2人目の告発内容は明らかにされていない。ゼイド弁護士によると、この2人目の内部告発者は、トランプ氏とウクライナのウォロディミル・ゼレンスキー大統領との通話内容について一次情報を持つ人だという。

8月に監察総監に告発した最初の情報機関職員は、自分が直接通話を聞いたわけでも、それに伴うホワイトハウスの行動を直接見たわけではないと認めていたため、トランプ氏の支持者たちは「又聞き」による告発を批判していた。

2人目の告発者について、ホワイトハウスは反応していない。

トランプ氏は自分への告発内容と弾劾調査について、一貫して反発している。内部告発者を「スパイのよう」などと呼び、非難も繰り返している。

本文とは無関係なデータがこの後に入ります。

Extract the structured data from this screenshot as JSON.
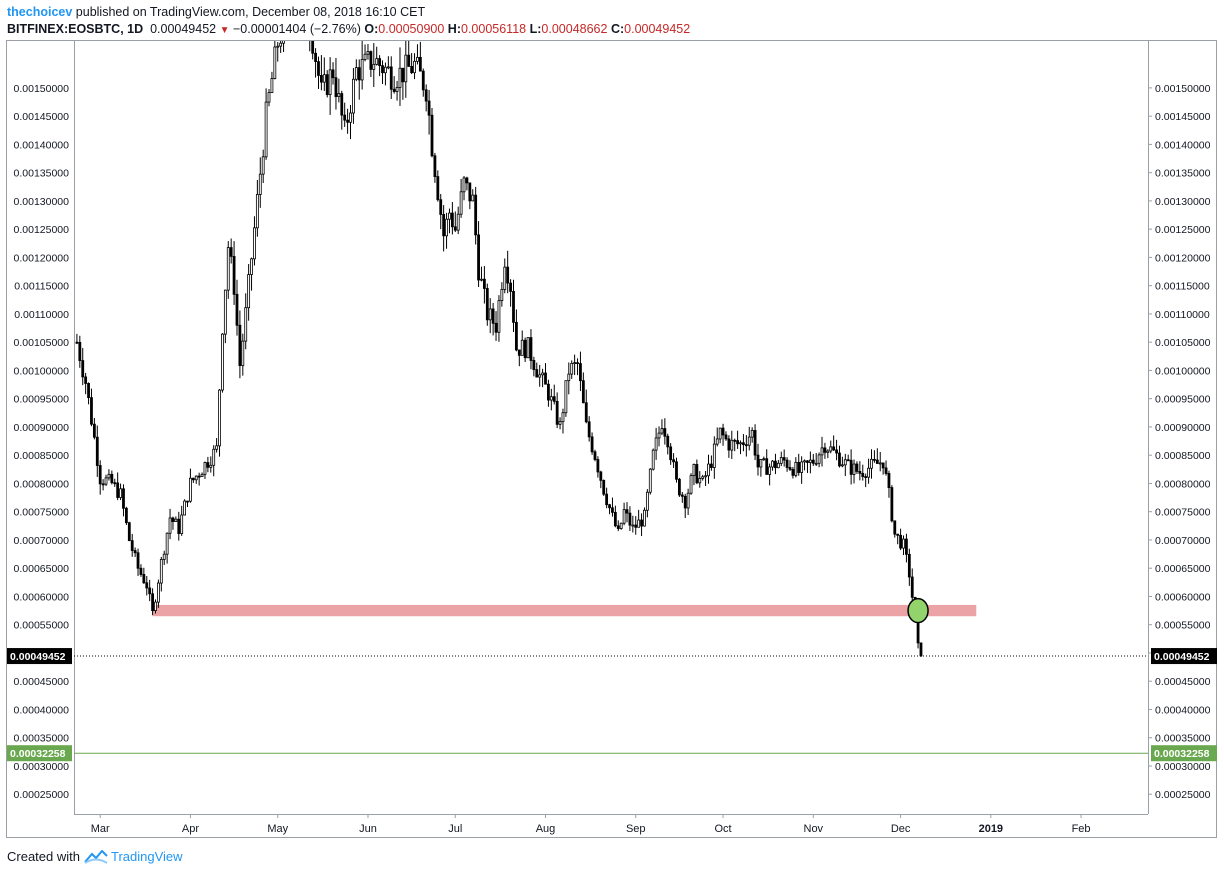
{
  "header": {
    "author": "thechoicev",
    "published": "published on TradingView.com, December 08, 2018 16:10 CET",
    "symbol": "BITFINEX:EOSBTC, 1D",
    "last": "0.00049452",
    "change_arrow": "▼",
    "change": "−0.00001404 (−2.76%)",
    "o_label": "O:",
    "o_value": "0.00050900",
    "h_label": "H:",
    "h_value": "0.00056118",
    "l_label": "L:",
    "l_value": "0.00048662",
    "c_label": "C:",
    "c_value": "0.00049452"
  },
  "footer": {
    "created_with": "Created with",
    "brand": "TradingView"
  },
  "colors": {
    "up": "#000000",
    "down": "#000000",
    "zone": "#eca3a6",
    "target": "#6aa84f",
    "marker": "#93d36b",
    "price_tag": "#000000"
  },
  "chart_data": {
    "type": "candlestick",
    "y_ticks": [
      "0.00025000",
      "0.00030000",
      "0.00035000",
      "0.00040000",
      "0.00045000",
      "0.00050000",
      "0.00055000",
      "0.00060000",
      "0.00065000",
      "0.00070000",
      "0.00075000",
      "0.00080000",
      "0.00085000",
      "0.00090000",
      "0.00095000",
      "0.00100000",
      "0.00105000",
      "0.00110000",
      "0.00115000",
      "0.00120000",
      "0.00125000",
      "0.00130000",
      "0.00135000",
      "0.00140000",
      "0.00145000",
      "0.00150000"
    ],
    "ylim": [
      0.000215,
      0.001583
    ],
    "x_ticks": [
      {
        "label": "Mar",
        "date": "2018-03-01"
      },
      {
        "label": "Apr",
        "date": "2018-04-01"
      },
      {
        "label": "May",
        "date": "2018-05-01"
      },
      {
        "label": "Jun",
        "date": "2018-06-01"
      },
      {
        "label": "Jul",
        "date": "2018-07-01"
      },
      {
        "label": "Aug",
        "date": "2018-08-01"
      },
      {
        "label": "Sep",
        "date": "2018-09-01"
      },
      {
        "label": "Oct",
        "date": "2018-10-01"
      },
      {
        "label": "Nov",
        "date": "2018-11-01"
      },
      {
        "label": "Dec",
        "date": "2018-12-01"
      },
      {
        "label": "2019",
        "date": "2019-01-01",
        "bold": true
      },
      {
        "label": "Feb",
        "date": "2019-02-01"
      }
    ],
    "xlim": [
      "2018-02-20",
      "2019-02-24"
    ],
    "last_price": {
      "value": 0.00049452,
      "label": "0.00049452"
    },
    "target_line": {
      "value": 0.00032258,
      "label": "0.00032258"
    },
    "support_zone": {
      "from": "2018-03-19",
      "to": "2018-12-27",
      "low": 0.000565,
      "high": 0.000585
    },
    "marker": {
      "date": "2018-12-07",
      "value": 0.000575
    },
    "close_path": [
      [
        "2018-02-21",
        0.00105
      ],
      [
        "2018-02-24",
        0.00098
      ],
      [
        "2018-02-27",
        0.00088
      ],
      [
        "2018-03-01",
        0.00081
      ],
      [
        "2018-03-05",
        0.0008
      ],
      [
        "2018-03-08",
        0.00078
      ],
      [
        "2018-03-11",
        0.0007
      ],
      [
        "2018-03-14",
        0.00065
      ],
      [
        "2018-03-17",
        0.00062
      ],
      [
        "2018-03-19",
        0.00057
      ],
      [
        "2018-03-22",
        0.00066
      ],
      [
        "2018-03-25",
        0.00074
      ],
      [
        "2018-03-28",
        0.00072
      ],
      [
        "2018-04-01",
        0.0008
      ],
      [
        "2018-04-04",
        0.00082
      ],
      [
        "2018-04-07",
        0.00084
      ],
      [
        "2018-04-10",
        0.00086
      ],
      [
        "2018-04-12",
        0.00108
      ],
      [
        "2018-04-14",
        0.00122
      ],
      [
        "2018-04-16",
        0.00115
      ],
      [
        "2018-04-18",
        0.00101
      ],
      [
        "2018-04-20",
        0.0011
      ],
      [
        "2018-04-22",
        0.0012
      ],
      [
        "2018-04-24",
        0.0013
      ],
      [
        "2018-04-27",
        0.00145
      ],
      [
        "2018-05-01",
        0.00158
      ],
      [
        "2018-05-06",
        0.00165
      ],
      [
        "2018-05-12",
        0.00162
      ],
      [
        "2018-05-16",
        0.00149
      ],
      [
        "2018-05-20",
        0.00153
      ],
      [
        "2018-05-24",
        0.00142
      ],
      [
        "2018-05-28",
        0.00153
      ],
      [
        "2018-06-03",
        0.00155
      ],
      [
        "2018-06-10",
        0.00152
      ],
      [
        "2018-06-17",
        0.00154
      ],
      [
        "2018-06-21",
        0.0015
      ],
      [
        "2018-06-23",
        0.0014
      ],
      [
        "2018-06-25",
        0.00132
      ],
      [
        "2018-06-27",
        0.00124
      ],
      [
        "2018-06-29",
        0.00128
      ],
      [
        "2018-07-01",
        0.00125
      ],
      [
        "2018-07-04",
        0.00133
      ],
      [
        "2018-07-07",
        0.0013
      ],
      [
        "2018-07-09",
        0.00118
      ],
      [
        "2018-07-12",
        0.0011
      ],
      [
        "2018-07-15",
        0.00108
      ],
      [
        "2018-07-18",
        0.0012
      ],
      [
        "2018-07-20",
        0.00115
      ],
      [
        "2018-07-22",
        0.00104
      ],
      [
        "2018-07-26",
        0.00104
      ],
      [
        "2018-07-30",
        0.00099
      ],
      [
        "2018-08-02",
        0.00096
      ],
      [
        "2018-08-06",
        0.0009
      ],
      [
        "2018-08-09",
        0.001
      ],
      [
        "2018-08-12",
        0.00101
      ],
      [
        "2018-08-15",
        0.0009
      ],
      [
        "2018-08-18",
        0.00085
      ],
      [
        "2018-08-21",
        0.00079
      ],
      [
        "2018-08-24",
        0.00074
      ],
      [
        "2018-08-26",
        0.00071
      ],
      [
        "2018-08-28",
        0.00075
      ],
      [
        "2018-08-31",
        0.00072
      ],
      [
        "2018-09-04",
        0.00074
      ],
      [
        "2018-09-07",
        0.00085
      ],
      [
        "2018-09-10",
        0.00091
      ],
      [
        "2018-09-12",
        0.00088
      ],
      [
        "2018-09-15",
        0.0008
      ],
      [
        "2018-09-18",
        0.00077
      ],
      [
        "2018-09-21",
        0.00082
      ],
      [
        "2018-09-24",
        0.0008
      ],
      [
        "2018-09-27",
        0.00084
      ],
      [
        "2018-09-30",
        0.00089
      ],
      [
        "2018-10-03",
        0.00087
      ],
      [
        "2018-10-07",
        0.00087
      ],
      [
        "2018-10-11",
        0.00089
      ],
      [
        "2018-10-13",
        0.00083
      ],
      [
        "2018-10-17",
        0.00083
      ],
      [
        "2018-10-22",
        0.00084
      ],
      [
        "2018-10-27",
        0.00082
      ],
      [
        "2018-11-01",
        0.00084
      ],
      [
        "2018-11-05",
        0.00087
      ],
      [
        "2018-11-09",
        0.00085
      ],
      [
        "2018-11-13",
        0.00083
      ],
      [
        "2018-11-17",
        0.00082
      ],
      [
        "2018-11-21",
        0.00083
      ],
      [
        "2018-11-25",
        0.00084
      ],
      [
        "2018-11-27",
        0.00078
      ],
      [
        "2018-11-29",
        0.00071
      ],
      [
        "2018-12-02",
        0.00069
      ],
      [
        "2018-12-04",
        0.00064
      ],
      [
        "2018-12-06",
        0.00056
      ],
      [
        "2018-12-07",
        0.00051
      ],
      [
        "2018-12-08",
        0.000495
      ]
    ]
  }
}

ゼイド弁護士はツイッターでも、「確かに私たち弁護団が、2人目の内部告発者の代理人を務めている。告発者たちは法の下で保護された形で情報を明らかにした。反撃はあり得ない。この内部告発者は一次情報を持っている」と書いた。

https://twitter.com/MarkSZaidEsq/status/1180839570839101443


4日には米紙ニューヨーク・タイムズが、問題の電話について「もっと直接的な情報」をもつ人物が告発を検討していると報道していた。この人物が、今回ゼイド弁護士が担当する情報機関職員と同一人物かは明らかになっていない。

トランプ氏個人の顧問弁護士、ルディ・ジュリアーニ氏は、また「秘密の情報源」が出てきたのは意外ではないとツイートし、弾劾調査は政治的な思惑によるものだと、「(ワシントンの)沼のメディア」を攻撃した。

2人目の内部告発の意味は

野党・民主党は多数を占める下院で、トランプ氏に対する弾劾調査に着手している

調査を進める下院の情報委員会は、問題の電話会談を直接聞いていたか、追加情報を持つ人物の証言を求めている。

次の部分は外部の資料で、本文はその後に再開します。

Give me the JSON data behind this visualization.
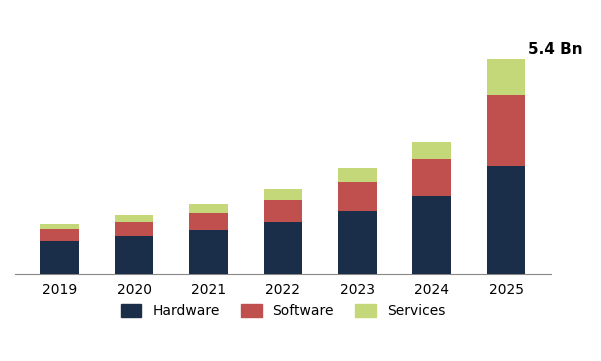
{
  "years": [
    "2019",
    "2020",
    "2021",
    "2022",
    "2023",
    "2024",
    "2025"
  ],
  "hardware": [
    0.82,
    0.95,
    1.1,
    1.3,
    1.58,
    1.95,
    2.7
  ],
  "software": [
    0.3,
    0.35,
    0.43,
    0.55,
    0.72,
    0.92,
    1.8
  ],
  "services": [
    0.13,
    0.18,
    0.22,
    0.28,
    0.35,
    0.45,
    0.9
  ],
  "hardware_color": "#1a2e4a",
  "software_color": "#c0504d",
  "services_color": "#c4d87a",
  "annotation_text": "5.4 Bn",
  "annotation_year_idx": 6,
  "bar_width": 0.52,
  "ylim": [
    0,
    6.5
  ],
  "background_color": "#ffffff",
  "legend_labels": [
    "Hardware",
    "Software",
    "Services"
  ]
}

2人目の内部告発者はまだ、下院情報委に情報を提供していない。ニューヨーク・タイムズによるとこの人物はすでに、最初の告発内容の裏づけを求める情報機関監察総監に話をしている。

ホワイトハウスは民主党の弾劾調査開始を受けて、9月25日に通話記録の一部を公表した。しかし、下院情報委は通話の全容を議会に明らかにするよう、国務省に関連書類の提出を命じた。

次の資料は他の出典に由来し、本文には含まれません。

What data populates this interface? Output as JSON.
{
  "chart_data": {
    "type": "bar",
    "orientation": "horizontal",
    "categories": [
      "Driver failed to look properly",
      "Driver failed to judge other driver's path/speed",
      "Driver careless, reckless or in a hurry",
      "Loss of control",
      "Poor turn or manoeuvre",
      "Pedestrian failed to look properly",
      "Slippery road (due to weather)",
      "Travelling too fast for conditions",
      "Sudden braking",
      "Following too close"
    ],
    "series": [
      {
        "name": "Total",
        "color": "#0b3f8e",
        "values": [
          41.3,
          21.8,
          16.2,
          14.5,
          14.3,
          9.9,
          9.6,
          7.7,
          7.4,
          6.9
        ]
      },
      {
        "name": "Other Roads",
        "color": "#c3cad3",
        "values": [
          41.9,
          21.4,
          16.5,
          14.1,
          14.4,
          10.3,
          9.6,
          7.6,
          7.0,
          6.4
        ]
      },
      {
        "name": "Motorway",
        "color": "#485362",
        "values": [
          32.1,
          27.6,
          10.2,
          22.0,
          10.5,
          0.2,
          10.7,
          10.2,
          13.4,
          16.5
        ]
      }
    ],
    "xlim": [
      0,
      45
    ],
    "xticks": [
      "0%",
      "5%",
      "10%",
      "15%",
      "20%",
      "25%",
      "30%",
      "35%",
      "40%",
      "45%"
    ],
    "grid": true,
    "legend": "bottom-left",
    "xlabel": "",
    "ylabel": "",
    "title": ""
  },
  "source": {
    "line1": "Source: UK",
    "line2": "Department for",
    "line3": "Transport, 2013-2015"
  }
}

マイク・ポンペオ国務長官は6日、下院の召喚に応じる姿勢を示したが、国務省職員は議会からいじめに遭っていると不満をあらわにしている。


トランプ氏のウクライナ問題 4つのポイント

トランプ氏はなぜ調査されているのか

情報機関の内部告発者が、2020年米大統領選で対立候補になる可能性が高いバイデン前副大統領について、トランプ氏がウクライナ政府に捜査を要請したことは、「大統領権限を使い、2020年米大統領選に介入するよう外国に働きかけた」ことに相当すると指摘したため。

それは違法なのか

立証されれば、確かに違法だ。アメリカの選挙に勝つため外国の組織や人物の支援を求めるのは、法律違反。しかしトランプ氏は、自分は何も間違ったことはしていないと主張している。

次の展開は

民主党が多数を占める下院が、トランプ氏の弾劾決議を可決すれば、与党・共和党が多数の上院が弾劾裁判を開くことになる。

大統領の解任は

上院の弾劾裁判の後、上院議員の3分の2以上が賛成すれば、大統領を解任できる。しかし、現在の上院は、定数100議席のうち共和党が53議席を占める。解任の動議成立に必要な3分の2以上の賛成票を得るには、多数の共和党議員が造反する必要があるため、大統領が実際に解任される見通しは少ない。

また、ロシア疑惑に対するロバート・ムラー特別検察官の捜査で明らかになったように、現職の大統領は起訴しないというのが司法省の基本方針となっている。